The Org Chart Doesn't Have a Role for AI Governance
Find the person responsible for ensuring AI systems are governed throughout their lifecycle. You won't find them. The role doesn't exist.
Pull up the org chart of any Fortune 500 company running AI in production. Find the person responsible for ensuring those AI systems are governed throughout their lifecycle. Not the person who approved the budget. Not the person who built the model. The person who owns the ongoing question: is this system still operating within the boundaries we intended?
You won't find them. The role doesn't exist.
Everyone's problem, nobody's job
I watched four senior leaders — CIO, General Counsel, CISO, and CDO — spend ninety minutes trying to determine who owned AI governance. The conversation ended without an answer.
The CIO saw governance as a compliance and legal problem. "We build and deploy the technology.
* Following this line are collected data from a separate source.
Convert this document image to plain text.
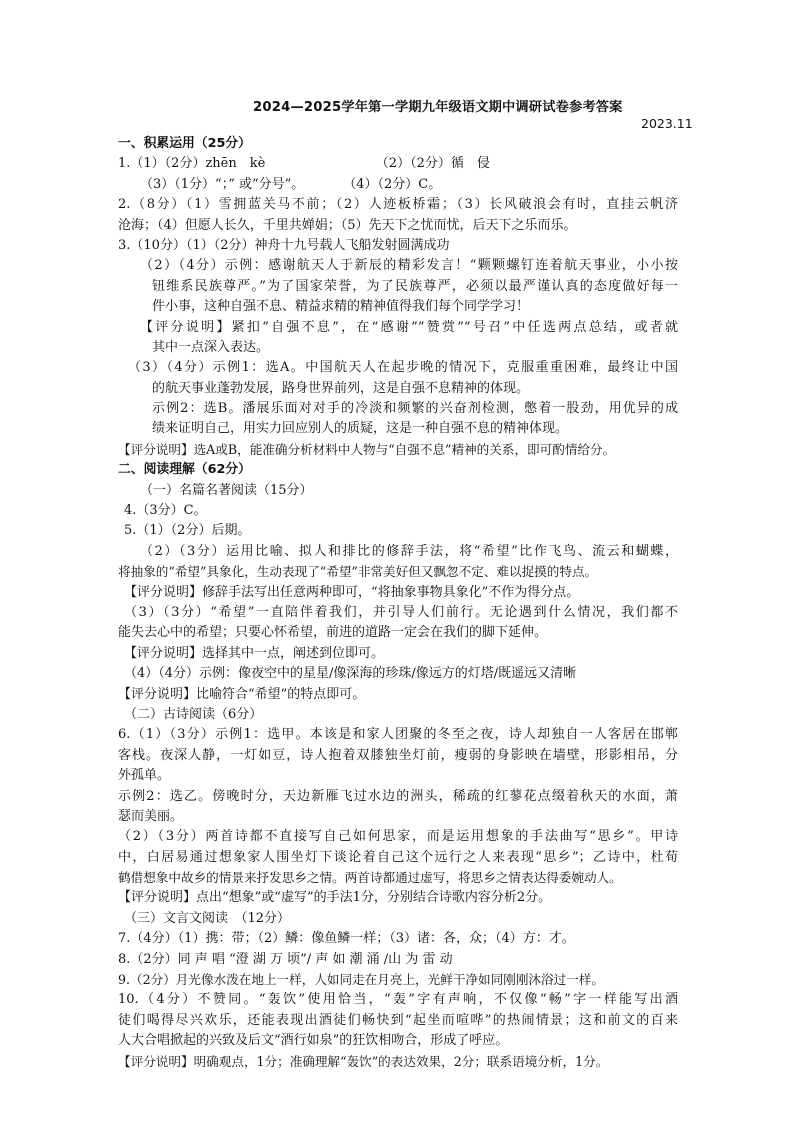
2024—2025学年第一学期九年级语文期中调研试卷参考答案
2023.11
一、积累运用（25分）
1.（1）（2分）zhēn　kè　　　　　　　　　（2）（2分）循　侵
（3）（1分）“；” 或“分号”。　　　　（4）（2分）C。
2.（8分）（1）雪拥蓝关马不前；（2）人迹板桥霜；（3）长风破浪会有时，直挂云帆济
沧海；（4）但愿人长久，千里共婵娟；（5）先天下之忧而忧，后天下之乐而乐。
3.（10分）（1）（2分）神舟十九号载人飞船发射圆满成功
（2）（4分）示例：感谢航天人于新辰的精彩发言！“颗颗螺钉连着航天事业，小小按
钮维系民族尊严。”为了国家荣誉，为了民族尊严，必须以最严谨认真的态度做好每一
件小事，这种自强不息、精益求精的精神值得我们每个同学学习！
【评分说明】紧扣“自强不息”，在“感谢”“赞赏”“号召”中任选两点总结，或者就
其中一点深入表达。
（3）（4分）示例1：选A。中国航天人在起步晚的情况下，克服重重困难，最终让中国
的航天事业蓬勃发展，路身世界前列，这是自强不息精神的体现。
示例2：选B。潘展乐面对对手的冷淡和频繁的兴奋剂检测，憋着一股劲，用优异的成
绩来证明自己，用实力回应别人的质疑，这是一种自强不息的精神体现。
【评分说明】选A或B，能准确分析材料中人物与“自强不息”精神的关系，即可酌情给分。
二、阅读理解（62分）
（一）名篇名著阅读（15分）
4.（3分）C。
5.（1）（2分）后期。
（2）（3分）运用比喻、拟人和排比的修辞手法，将“希望”比作飞鸟、流云和蝴蝶，
将抽象的“希望”具象化，生动表现了“希望”非常美好但又飘忽不定、难以捉摸的特点。
【评分说明】修辞手法写出任意两种即可，“将抽象事物具象化”不作为得分点。
（3）（3分）“希望”一直陪伴着我们，并引导人们前行。无论遇到什么情况，我们都不
能失去心中的希望；只要心怀希望，前进的道路一定会在我们的脚下延伸。
【评分说明】选择其中一点，阐述到位即可。
（4）（4分）示例：像夜空中的星星/像深海的珍珠/像远方的灯塔/既遥远又清晰
【评分说明】比喻符合“希望”的特点即可。
（二）古诗阅读（6分）
6.（1）（3分）示例1：选甲。本该是和家人团聚的冬至之夜，诗人却独自一人客居在邯郸
客栈。夜深人静，一灯如豆，诗人抱着双膝独坐灯前，瘦弱的身影映在墙壁，形影相吊，分
外孤单。
示例2：选乙。傍晚时分，天边新雁飞过水边的洲头，稀疏的红蓼花点缀着秋天的水面，萧
瑟而美丽。
（2）（3分）两首诗都不直接写自己如何思家，而是运用想象的手法曲写“思乡”。甲诗
中，白居易通过想象家人围坐灯下谈论着自己这个远行之人来表现“思乡”；乙诗中，杜荀
鹤借想象中故乡的情景来抒发思乡之情。两首诗都通过虚写，将思乡之情表达得委婉动人。
【评分说明】点出“想象”或“虚写”的手法1分，分别结合诗歌内容分析2分。
（三）文言文阅读　（12分）
7.（4分）（1）携：带；（2）鳞：像鱼鳞一样；（3）诸：各，众；（4）方：才。
8.（2分）同 声 唱 “澄 湖 万 顷”/ 声 如 潮 涌 /山 为 雷 动
9.（2分）月光像水泼在地上一样，人如同走在月亮上，光鲜干净如同刚刚沐浴过一样。
10.（4分）不赞同。“轰饮”使用恰当，“轰”字有声响，不仅像“畅”字一样能写出酒
徒们喝得尽兴欢乐，还能表现出酒徒们畅快到“起坐而喧哗”的热闹情景；这和前文的百来
人大合唱掀起的兴致及后文“酒行如泉”的狂饮相吻合，形成了呼应。
【评分说明】明确观点，1分；准确理解“轰饮”的表达效果，2分；联系语境分析，1分。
Governance is about risk and regulation — that's not IT." The General Counsel saw it as a technology problem. "We can advise on regulatory requirements, but we can't govern systems we didn't build and don't understand." The CISO agreed it was important and was confident it was someone else's responsibility. The CDO said, "I own the data. I don't own the models."
Each of them was right about their own scope. And collectively, they'd just demonstrated why AI governance doesn't work in most enterprises. It falls in the seams between existing roles. Every leader can articulate why it's not theirs. Nobody can articulate why it is.
The project that shipped without a review
This isn't theoretical. Three months after that meeting, a business unit deployed a customer-facing AI system. It went through the standard approvals — architecture review, security review, data privacy assessment. It cleared every gate the organization had built. None of those gates asked governance questions.
Nobody reviewed whether the model's outputs could produce disparate impact across customer segments. Nobody assessed what would happen when the model encountered inputs outside its training distribution. Nobody documented the model's limitations for the operations team that would monitor it. Nobody established criteria for when the model should be retrained or retired.
The system shipped. It worked. And when it eventually produced outputs that triggered a customer complaint — outputs that were technically within the model's expected behavior but clearly outside what the organization intended — the post-mortem revealed a simple truth: no one's job description included preventing that outcome.
The security team had verified the system was secure. The privacy team had verified the data was handled correctly. The architecture team had verified the infrastructure was sound. Every team did their job. The gap was that governing the AI system's behavior wasn't anyone's job.
The accountability vacuum is structural
This isn't a people problem. It's a design problem. The modern enterprise org chart was built for a world where technology systems were deterministic. You specified requirements, built the system, tested it against those requirements, and deployed it. If the system did what the requirements said, it was working. Governance meant ensuring the requirements were right and the system met them.
AI systems don't work that way. They're probabilistic. Their behavior changes as data changes. They can produce outputs that are technically correct but contextually harmful. They degrade silently. They require ongoing assessment against criteria that didn't exist when most org charts were designed.
So the org chart assigns pieces of the problem to existing roles. Legal gets regulatory compliance. IT gets technical operations. Risk gets risk assessment. Privacy gets data protection. Each team governs their slice. Nobody governs the whole.
The result is an accountability vacuum at the center of every AI system. Each team assumes the adjacent team is handling the governance questions that fall outside their scope. The data scientists assume someone downstream is assessing risk. The risk team assumes someone upstream is documenting model behavior. The ops team assumes someone — anyone — has defined what "normal" looks like for this system. Nobody checks.
What fills the vacuum
In the absence of a defined governance function, two things fill the gap. The first is heroics. An individual — usually a senior data scientist or a program manager with good instincts — takes it upon themselves to ask the governance questions. They do it because they care, not because it's in their role. This works until that person changes jobs, gets pulled onto another project, or burns out from carrying responsibility without authority.
The second is incidents. Eventually, a system produces an outcome bad enough to demand attention. A customer complaint. A regulatory inquiry. A headline. The incident triggers a review, the review identifies the governance gap, and leadership commissions a working group to "define AI governance roles and responsibilities." The working group produces a RACI matrix. The RACI matrix gets filed. The next AI project ships with the same vacuum.
The role the org chart needs
AI governance isn't a part-time addition to an existing role. It's not a dotted-line responsibility that lives in a committee. It requires a function — a person or team with the authority to set governance requirements, the access to review AI systems against those requirements, and the mandate to stop a deployment that doesn't meet them.
That function needs to sit close enough to technology to understand how models work, close enough to legal to understand regulatory requirements, close enough to the business to understand impact, and close enough to risk to understand what failure looks like. It needs budget, headcount, and a reporting line that gives it independence from the teams it governs.
Most organizations aren't there yet. Most organizations are still in the meeting I described — senior leaders agreeing that AI governance matters while collectively demonstrating that nobody owns it.
The org chart wasn't built for AI. Until it gets rebuilt, governance will keep falling through the floor.